Zpověď zapomenutého is a 2015 documentary film by Petr Václav about the life of Czech-Italian composer Josef Mysliveček. When screened at the FIPA International Competition in Biarritz in 2016, the film won the gold prize (FIPA d'or). It is also the winner of the 2016 Trilobit Award. A biographical film based on the life of Mysliveček with the title Il Boemo was also developed, in collaboration with the Czech conductor Václav Luks, artistic director of the early music ensemble Collegium 1704, and released in 2022.
Zpověď zapomenutého is narrated by Czech actor Karel Roden, who reads from personal letters and journal entries written by the composer.

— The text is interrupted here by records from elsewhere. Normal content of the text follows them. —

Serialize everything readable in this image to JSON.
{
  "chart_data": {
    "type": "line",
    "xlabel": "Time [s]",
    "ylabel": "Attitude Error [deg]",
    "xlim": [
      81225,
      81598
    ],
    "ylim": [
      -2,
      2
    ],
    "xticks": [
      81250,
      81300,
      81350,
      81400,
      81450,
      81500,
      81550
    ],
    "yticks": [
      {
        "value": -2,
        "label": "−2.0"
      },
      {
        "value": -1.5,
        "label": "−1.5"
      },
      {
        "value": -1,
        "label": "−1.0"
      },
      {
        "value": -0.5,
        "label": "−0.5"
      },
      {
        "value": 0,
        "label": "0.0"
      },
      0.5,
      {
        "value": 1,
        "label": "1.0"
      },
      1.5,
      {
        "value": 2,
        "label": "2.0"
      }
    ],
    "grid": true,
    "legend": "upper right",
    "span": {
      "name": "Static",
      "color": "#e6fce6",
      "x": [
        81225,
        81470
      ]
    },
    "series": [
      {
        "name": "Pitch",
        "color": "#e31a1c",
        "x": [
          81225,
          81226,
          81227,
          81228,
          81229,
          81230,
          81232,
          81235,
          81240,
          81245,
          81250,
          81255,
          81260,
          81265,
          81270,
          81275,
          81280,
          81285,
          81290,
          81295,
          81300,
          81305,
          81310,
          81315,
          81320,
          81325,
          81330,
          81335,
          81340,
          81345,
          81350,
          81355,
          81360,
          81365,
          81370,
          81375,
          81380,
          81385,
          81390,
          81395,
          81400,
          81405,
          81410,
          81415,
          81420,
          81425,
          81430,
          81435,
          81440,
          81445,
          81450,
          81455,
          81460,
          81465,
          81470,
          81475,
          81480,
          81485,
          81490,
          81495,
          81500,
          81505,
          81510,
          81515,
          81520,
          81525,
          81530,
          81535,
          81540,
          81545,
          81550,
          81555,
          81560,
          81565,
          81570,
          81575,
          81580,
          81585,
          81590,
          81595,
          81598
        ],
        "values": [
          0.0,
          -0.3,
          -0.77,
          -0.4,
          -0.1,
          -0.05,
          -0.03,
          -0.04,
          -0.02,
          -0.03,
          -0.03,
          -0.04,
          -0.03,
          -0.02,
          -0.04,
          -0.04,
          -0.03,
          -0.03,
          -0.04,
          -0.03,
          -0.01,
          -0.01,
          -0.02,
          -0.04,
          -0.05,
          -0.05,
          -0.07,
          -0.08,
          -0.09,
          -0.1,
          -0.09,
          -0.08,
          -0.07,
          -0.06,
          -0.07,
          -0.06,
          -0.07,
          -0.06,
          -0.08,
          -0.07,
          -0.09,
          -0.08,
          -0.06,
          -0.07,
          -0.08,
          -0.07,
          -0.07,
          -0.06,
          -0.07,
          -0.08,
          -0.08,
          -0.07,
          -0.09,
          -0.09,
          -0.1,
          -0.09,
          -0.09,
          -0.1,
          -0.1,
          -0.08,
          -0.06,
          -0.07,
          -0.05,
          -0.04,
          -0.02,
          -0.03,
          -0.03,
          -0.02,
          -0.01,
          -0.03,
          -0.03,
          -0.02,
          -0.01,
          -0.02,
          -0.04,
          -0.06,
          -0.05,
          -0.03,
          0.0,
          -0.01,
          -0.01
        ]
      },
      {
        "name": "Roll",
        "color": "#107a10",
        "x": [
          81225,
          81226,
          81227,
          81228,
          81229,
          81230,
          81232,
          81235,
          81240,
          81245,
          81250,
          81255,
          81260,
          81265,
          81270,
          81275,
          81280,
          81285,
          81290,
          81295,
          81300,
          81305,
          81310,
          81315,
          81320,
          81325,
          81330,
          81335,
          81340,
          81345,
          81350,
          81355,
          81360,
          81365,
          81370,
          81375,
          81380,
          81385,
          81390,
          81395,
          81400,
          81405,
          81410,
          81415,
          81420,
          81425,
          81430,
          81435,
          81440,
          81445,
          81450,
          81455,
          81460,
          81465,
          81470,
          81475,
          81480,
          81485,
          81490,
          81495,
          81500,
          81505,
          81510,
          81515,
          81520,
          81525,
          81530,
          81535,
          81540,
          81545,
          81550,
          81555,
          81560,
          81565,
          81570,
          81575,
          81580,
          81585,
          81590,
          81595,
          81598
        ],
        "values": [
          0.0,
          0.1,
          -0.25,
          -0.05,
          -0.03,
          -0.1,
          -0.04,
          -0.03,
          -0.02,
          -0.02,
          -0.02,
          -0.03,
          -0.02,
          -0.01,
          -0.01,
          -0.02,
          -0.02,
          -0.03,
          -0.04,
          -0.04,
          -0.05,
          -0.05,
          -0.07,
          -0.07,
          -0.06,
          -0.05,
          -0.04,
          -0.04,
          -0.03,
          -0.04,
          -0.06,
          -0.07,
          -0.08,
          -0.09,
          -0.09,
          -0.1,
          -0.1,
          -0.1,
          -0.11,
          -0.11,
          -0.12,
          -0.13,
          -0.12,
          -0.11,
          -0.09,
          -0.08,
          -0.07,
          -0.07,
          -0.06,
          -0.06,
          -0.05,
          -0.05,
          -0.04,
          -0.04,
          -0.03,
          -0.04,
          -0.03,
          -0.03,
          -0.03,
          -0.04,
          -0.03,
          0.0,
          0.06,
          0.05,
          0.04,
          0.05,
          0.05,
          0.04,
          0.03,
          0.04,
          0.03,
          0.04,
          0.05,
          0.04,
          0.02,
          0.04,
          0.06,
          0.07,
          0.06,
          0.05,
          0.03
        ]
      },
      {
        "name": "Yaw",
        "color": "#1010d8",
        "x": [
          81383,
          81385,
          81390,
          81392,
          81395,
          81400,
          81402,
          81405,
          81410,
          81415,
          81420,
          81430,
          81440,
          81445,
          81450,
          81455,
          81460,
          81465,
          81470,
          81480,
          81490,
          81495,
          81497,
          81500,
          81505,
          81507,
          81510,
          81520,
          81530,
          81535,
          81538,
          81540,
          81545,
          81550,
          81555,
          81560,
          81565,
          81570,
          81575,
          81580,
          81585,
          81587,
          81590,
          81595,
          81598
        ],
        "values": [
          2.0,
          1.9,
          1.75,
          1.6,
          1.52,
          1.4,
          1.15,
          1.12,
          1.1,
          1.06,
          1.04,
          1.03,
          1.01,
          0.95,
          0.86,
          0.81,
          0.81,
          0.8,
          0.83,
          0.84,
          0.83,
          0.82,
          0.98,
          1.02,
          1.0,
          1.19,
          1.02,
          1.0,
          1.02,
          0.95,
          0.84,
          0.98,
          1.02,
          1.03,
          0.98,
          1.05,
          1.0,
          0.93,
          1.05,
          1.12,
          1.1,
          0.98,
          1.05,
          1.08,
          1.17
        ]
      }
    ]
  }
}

According to Deník, "The film combines footage from Collegium 1704 rehearsals of Mysliveček's opera L'Olimpiade conducted by Luks in 2012 and 2013 at the Prague National Theatre, where the composer worked, and from various archives. Through letters, music, atmosphere and landscape, Václav reconstructs the life of a man who was a talented composer and an eternal wanderer with no background but also a lover of women and emoluments, which ultimately was his fatal undoing. Mysliveček's life journey and imaginary feelings, suggestively rendered by Karel Roden's pensive speech, illustrate the film's subject."

Moreover, Zpověď zapomenutého "captures the emergence of opera."

French historian and 18th century Naples specialist Mélanie Traversier was historical consultant on this documentary film.